Hiermit beantwortet sich auch die Cook-Frage nach dem Ziel dieses Urlaubs: unterwegs sein. An einem anderen Ort, unter einem anderen Himmel, in Gedanken, am Strand. Diese Antwort ist – genauso wie der Vorsatz, weniger mitzunehmen - leider nicht vorgesehen. Dafür finden sich im ersten Kapitel der philosophischen Reise weitere gedankenvolle mögliche Antworten.

In der Fremde findet sich das Eigene, und ineins damit blitzt die vage Hoffnung auf, das eigene Leben könne sich runden. Eine Hoffnung, mehr nicht, doch mehr soll es auch nicht sein, darf es nicht sein, mehr wäre weniger, denn nur die Hoffnung treibt, nicht aber die Gewissheit. – Wie war das doch, Reisen als Nahrung für die Seele?

Zu meiner Überraschung beginnt auch das Muschg-Buch mit einer Reise. Die zuerst einmal nach Lausanne führt, und bei der es Vordergründig um Musik geht, aber zum gleichen Teil auch um das Suchen und Finden.

Plötzlich fiel Leuchter auf die Knie und begann, erst unter seiner, dann unter Sumis Bank nach etwas zu suchen, als gelte es sein Leben. Als er sich aufrichtete, hatte er Tränen in den Augen. Verloren, sagte er.
Hier ist etwas, sagte sie. Sie hielt ihm ein kleines, würfelförmiges Paket hin, das in Seidenpapier gewickelt war.
Wo hast du das her?
Es ist dir gerade herausgefallen, sagte sie.
Warum hast du das nicht gleich gesagt?
Du musstest erst mit Suchen fertig sein.

Die Reise nach Lausanne, sie führt wiederum zu einer anderen Reise, später, und weiter, bis zu einem Tempel in Kyoto. Zu dem, ganz wortwörtlich, ein Philosophenweg führt.

Der Philosophenweg war menschenleer, der Wald knisterte und tropfte. Bambuswedel bogen sich unter der Nässe, von der Dachrinne lief Waser über geschmiedete Ketten oder Stränge kupferner Glöcklein.
Wenn du dem Buddha begegnest, töte den Buddha, sagte Ayu.
Wer sagt das? fragt Leuchter.
Zen. Davon verstehen Sie sicher mehr als ich.
Ich verstehe gar nichts.
Dann haben Sie es nicht mehr weit zur Erleuchtung.

Auch das blaue Zen-Buch führt mich zu einer Episode nach Japan. Zu einem Meister des Bogenschießens und zu seinem Schüler. Und zur Frage, worum es sowohl beim Bogen und dem Pfeil, als auch allen anderen Zielen geht.

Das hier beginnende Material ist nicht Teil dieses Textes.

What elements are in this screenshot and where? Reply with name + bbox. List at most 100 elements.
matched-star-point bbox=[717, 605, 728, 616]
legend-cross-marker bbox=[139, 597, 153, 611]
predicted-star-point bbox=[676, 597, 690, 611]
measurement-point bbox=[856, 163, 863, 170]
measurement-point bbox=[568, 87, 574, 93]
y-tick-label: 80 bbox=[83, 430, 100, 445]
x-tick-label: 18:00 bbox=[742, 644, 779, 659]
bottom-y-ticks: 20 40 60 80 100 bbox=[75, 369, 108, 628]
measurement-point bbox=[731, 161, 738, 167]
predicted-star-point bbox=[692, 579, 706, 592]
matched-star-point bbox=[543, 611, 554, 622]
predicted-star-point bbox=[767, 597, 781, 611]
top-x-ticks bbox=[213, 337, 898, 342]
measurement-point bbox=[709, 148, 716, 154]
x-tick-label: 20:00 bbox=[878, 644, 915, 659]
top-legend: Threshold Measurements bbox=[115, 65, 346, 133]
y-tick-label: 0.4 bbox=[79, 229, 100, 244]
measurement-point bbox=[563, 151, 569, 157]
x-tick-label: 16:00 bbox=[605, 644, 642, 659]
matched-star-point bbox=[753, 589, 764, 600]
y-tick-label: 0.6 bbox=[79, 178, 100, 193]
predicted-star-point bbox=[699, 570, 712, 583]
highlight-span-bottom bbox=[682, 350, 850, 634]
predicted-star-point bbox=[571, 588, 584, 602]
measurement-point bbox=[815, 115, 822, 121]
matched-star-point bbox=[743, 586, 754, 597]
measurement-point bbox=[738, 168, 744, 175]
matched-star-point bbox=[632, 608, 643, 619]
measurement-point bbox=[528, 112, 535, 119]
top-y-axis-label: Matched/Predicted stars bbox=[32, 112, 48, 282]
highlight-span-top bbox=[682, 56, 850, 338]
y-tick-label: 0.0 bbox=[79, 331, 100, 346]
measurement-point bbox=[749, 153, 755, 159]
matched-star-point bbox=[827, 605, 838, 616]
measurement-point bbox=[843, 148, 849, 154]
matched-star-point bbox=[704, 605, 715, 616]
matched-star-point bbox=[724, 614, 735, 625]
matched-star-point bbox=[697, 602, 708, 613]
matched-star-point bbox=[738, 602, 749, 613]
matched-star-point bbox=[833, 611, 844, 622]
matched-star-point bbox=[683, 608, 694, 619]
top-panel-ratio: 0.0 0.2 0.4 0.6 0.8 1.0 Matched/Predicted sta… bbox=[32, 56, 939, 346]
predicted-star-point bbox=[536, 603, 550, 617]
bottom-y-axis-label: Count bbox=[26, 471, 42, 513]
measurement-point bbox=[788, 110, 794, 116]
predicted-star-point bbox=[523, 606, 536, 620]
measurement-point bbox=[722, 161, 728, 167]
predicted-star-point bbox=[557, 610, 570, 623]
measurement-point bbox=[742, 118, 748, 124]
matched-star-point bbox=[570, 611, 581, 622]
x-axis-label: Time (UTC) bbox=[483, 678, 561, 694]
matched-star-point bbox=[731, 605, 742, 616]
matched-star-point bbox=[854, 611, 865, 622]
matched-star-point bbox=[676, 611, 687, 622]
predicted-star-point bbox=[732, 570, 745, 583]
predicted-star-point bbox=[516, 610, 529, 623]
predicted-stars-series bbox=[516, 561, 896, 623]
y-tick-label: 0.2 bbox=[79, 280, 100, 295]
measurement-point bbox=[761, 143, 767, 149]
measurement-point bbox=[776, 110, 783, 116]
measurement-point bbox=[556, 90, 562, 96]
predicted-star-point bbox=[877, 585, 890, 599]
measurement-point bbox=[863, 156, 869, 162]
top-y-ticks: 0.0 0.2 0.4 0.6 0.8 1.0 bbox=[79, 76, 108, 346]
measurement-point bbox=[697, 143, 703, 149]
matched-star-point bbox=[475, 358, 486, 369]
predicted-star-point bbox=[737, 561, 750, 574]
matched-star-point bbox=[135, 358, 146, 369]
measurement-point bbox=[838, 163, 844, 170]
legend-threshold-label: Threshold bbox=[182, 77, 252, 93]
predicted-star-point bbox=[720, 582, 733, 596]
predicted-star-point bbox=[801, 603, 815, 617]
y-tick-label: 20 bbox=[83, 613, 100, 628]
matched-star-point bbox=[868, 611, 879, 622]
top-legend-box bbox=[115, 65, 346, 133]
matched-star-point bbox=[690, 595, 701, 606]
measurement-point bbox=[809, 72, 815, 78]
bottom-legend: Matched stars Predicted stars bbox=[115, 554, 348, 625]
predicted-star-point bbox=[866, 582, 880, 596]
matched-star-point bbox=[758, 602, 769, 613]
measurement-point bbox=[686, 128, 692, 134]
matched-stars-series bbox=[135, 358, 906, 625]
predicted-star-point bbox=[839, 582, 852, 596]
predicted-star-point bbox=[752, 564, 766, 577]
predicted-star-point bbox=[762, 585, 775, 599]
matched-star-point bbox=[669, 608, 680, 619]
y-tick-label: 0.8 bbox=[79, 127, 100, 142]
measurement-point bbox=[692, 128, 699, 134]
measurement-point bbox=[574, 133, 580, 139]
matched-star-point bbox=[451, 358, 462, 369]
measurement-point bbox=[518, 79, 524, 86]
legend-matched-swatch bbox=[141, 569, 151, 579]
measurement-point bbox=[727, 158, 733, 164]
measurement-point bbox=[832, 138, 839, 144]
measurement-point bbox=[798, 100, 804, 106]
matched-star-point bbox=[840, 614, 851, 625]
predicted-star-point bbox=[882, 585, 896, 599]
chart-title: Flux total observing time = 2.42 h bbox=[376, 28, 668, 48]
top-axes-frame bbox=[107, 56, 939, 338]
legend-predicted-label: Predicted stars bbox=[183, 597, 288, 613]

Denn worauf kommt es denn an? Doch nicht aufs Treffen! Beim Bogenschießen, sowenig wie beim Erlernen irgendeiner anderen Kunst, geht es letzten Endes nicht um das, was herauskommt, sondern um das, was herein kommt! Herein, das heißt, in den Menschen herein. Das Üben im Dienst an einer äußeren Leistung dient über sie hinaus dem Werden des inneren Menschen. Und was gefährdet dies innere Werden des Menschen vor allem? Das Stehenbleiben im Gewordenen! Im Zunehmen bleiben muß der Mensch, im Zunehmen bleiben ohne Ende!

Im Zunehmen bleiben. Im unterwegs sein bleiben. Um in der Fremde das Eigene zu finden, jenseits des Suchens.